For Aptiv, More EVs Mean More Profit with SVA
Moving to high-voltage ‘smart’ vehicle architectures (SVA) offers OEMs significant savings in vehicle mass, simplicity and cost.
It’s well known that the auto industry is shifting to electric power. But even keen-eyed electric-vehicle (EV) watchers might be a bit surprised to learn just how rapidly EV adoption is about to take off, according to mobility-tech supplier Aptiv. Aptiv is betting big on this rapid growth and the dramatic changes that could provide the company with a winning hand.
Bill Presley, president of Signal & Power Solutions (S&PS) at Aptiv, said during a recent media briefing that Aptiv is planning for an EV segment that will grow faster than recent analyst predictions suggest. He pointed to IHS Markit's predictions for 2025 that have been revised upwards of ten times over the past six years. He also said EV sales estimates for 2030 have tripled in the last three years. The continuing decline in the cost of batteries, ever-stricter emissions regulations and rapid growth in charging infrastructure all are playing into the revisions. IHS is among many forecasting organizations that have had to adjust their figures.
"If you look at the BEV forecast across the board, they've been revised upwards dramatically compared to just a few years ago," Pressley said. "There's consensus building around expectations of battery electric vehicles achieving 10 to 15 percent penetration in 2025 and 25 to 30 percent penetration in 2030."
EV vs. ICE costs
More EVs might be good for the environment, but these zero-emission vehicles will be even better for Aptiv’s bottom line, he noted. Boston Consulting Group recently predicted that the additional cost for an EV compared to a traditional gas-powered internal-combustion-engine (ICE) vehicle will drop to around $4,500 by 2025, which presents a “significant” growth opportunity for Aptiv, Presley said.
The reason? The many Aptiv components that might find a home in future EVs compared to today’s ICE vehicles. “[In] ICE vehicles, Aptiv SPS has content of about $500 on an average vehicle," he said. "A battery-electric vehicle will present an opportunity to grow that content by two to three times... to around $1,200 per vehicle content.”
A basic configuration of a high-voltage electric vehicle architecture (EVA). (Aptiv)
That increase could mean substantial changes for Aptiv, Presley said, because the company has deals to include at least some content in half of the electrified platforms automakers are launching through 2022. The content takes the form of wiring, busbars, connectors, chargers and more. But there are any number of suppliers who can offer automakers those components; Aptiv believes it has an advantage with its high-voltage smart vehicle architecture (SVA), especially when compared to EVs that were not designed to be EVs.
On a typical electric-only SUV that is built on an internal combustion engine (ICE) platform, the wiring harness weighs around 8 kg (18 lb.) more than the one used in the same vehicle powered by a fossil-fuel engine, according to Aptiv's global core engineering VP, Eric Rowland. Moving to a dedicated EV platform lets automakers eliminate more than 5 kg (11 lb.) of “pure wiring waste,” including that caused by different packaging constraints.
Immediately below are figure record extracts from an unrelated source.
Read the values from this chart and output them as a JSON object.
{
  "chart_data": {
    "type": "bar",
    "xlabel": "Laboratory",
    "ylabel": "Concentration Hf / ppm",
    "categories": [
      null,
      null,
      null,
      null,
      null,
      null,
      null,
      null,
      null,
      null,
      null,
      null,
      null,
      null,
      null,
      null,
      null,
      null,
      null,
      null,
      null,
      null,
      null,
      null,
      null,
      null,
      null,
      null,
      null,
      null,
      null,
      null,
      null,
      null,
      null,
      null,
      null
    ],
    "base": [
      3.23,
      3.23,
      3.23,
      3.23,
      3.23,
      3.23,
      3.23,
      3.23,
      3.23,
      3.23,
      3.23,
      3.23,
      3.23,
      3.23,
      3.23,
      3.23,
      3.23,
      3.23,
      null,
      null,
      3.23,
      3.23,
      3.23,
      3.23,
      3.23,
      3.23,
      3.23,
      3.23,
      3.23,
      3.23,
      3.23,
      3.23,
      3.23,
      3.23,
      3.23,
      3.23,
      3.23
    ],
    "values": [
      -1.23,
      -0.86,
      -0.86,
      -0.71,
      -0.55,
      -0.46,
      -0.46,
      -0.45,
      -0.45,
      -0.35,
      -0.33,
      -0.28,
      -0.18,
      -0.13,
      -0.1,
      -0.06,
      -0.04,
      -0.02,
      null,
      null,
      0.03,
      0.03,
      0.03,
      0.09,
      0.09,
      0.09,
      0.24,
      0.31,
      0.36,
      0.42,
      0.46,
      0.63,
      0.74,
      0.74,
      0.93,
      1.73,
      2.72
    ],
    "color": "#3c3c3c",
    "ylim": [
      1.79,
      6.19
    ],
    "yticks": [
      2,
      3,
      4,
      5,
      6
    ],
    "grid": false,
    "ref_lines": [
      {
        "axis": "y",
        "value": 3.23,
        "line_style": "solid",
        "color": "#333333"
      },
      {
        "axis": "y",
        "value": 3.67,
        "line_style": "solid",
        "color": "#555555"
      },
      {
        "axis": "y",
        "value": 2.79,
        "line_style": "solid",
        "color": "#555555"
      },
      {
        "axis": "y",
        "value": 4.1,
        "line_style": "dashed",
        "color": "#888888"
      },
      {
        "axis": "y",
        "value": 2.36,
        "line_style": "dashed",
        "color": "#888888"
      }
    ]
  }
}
Other ways for Aptiv’s OEM customers to save weight by adopting the SVA in the coming years include smart fusing, fewer connection points and simplifying the system, Rowland explained. "Our mission is to make [the SVA] smaller, to make it lighter and to make it more cost-effective for the customer so that they can scale that across their platforms and yield better performance for their consumers," Presley said.
Developing and deploying the full SVA will take time. In 2023, vehicles that use Aptiv’s Smart Electrical Centers (SECs), a precursor to SVA, will realize at least a 10% wiring weight savings throughout the vehicle. In 2025, the SECs will evolve into full zonal architecture that brings with it at least a 20% weight savings, the company claims. The full SVA, due in 2028 or perhaps later, will offer at least a 30% weight savings.
SVA enables automated assembly
Aptiv conducted a study with a "major European OEM" to see what the real-world savings would be for the mid-term full zonal architecture and determined it would be worth 8.5 kg (19 lb.) in weight savings and $55 in reduced cost per vehicle. The savings were found by eliminating nine ECU housings, brackets, relays, fuses, terminals and more than 300 wires, Rowland said.
The SVA will reduce automaker costs not only by simplifying and lightening up future EVs, but also by making these vehicles easier to build. An EV built using SVA has up to twice the automation potential during the production process, since the SVA is being designed to use simpler connections and shorter wires. Compared to the 20-40% automation for wires that Aptiv said is possible in a domain-oriented architecture, the automation potential for the wires in an SVA vehicle is between 40 and 80%.
"We have the product portfolio that spans the entire electrical architecture and we have that end-to-end systems knowledge that ensure that, through SVA, our customers get the smallest, lightest, most cost-effective solution possible," Presley said. "That translates directly into performance for their vehicles."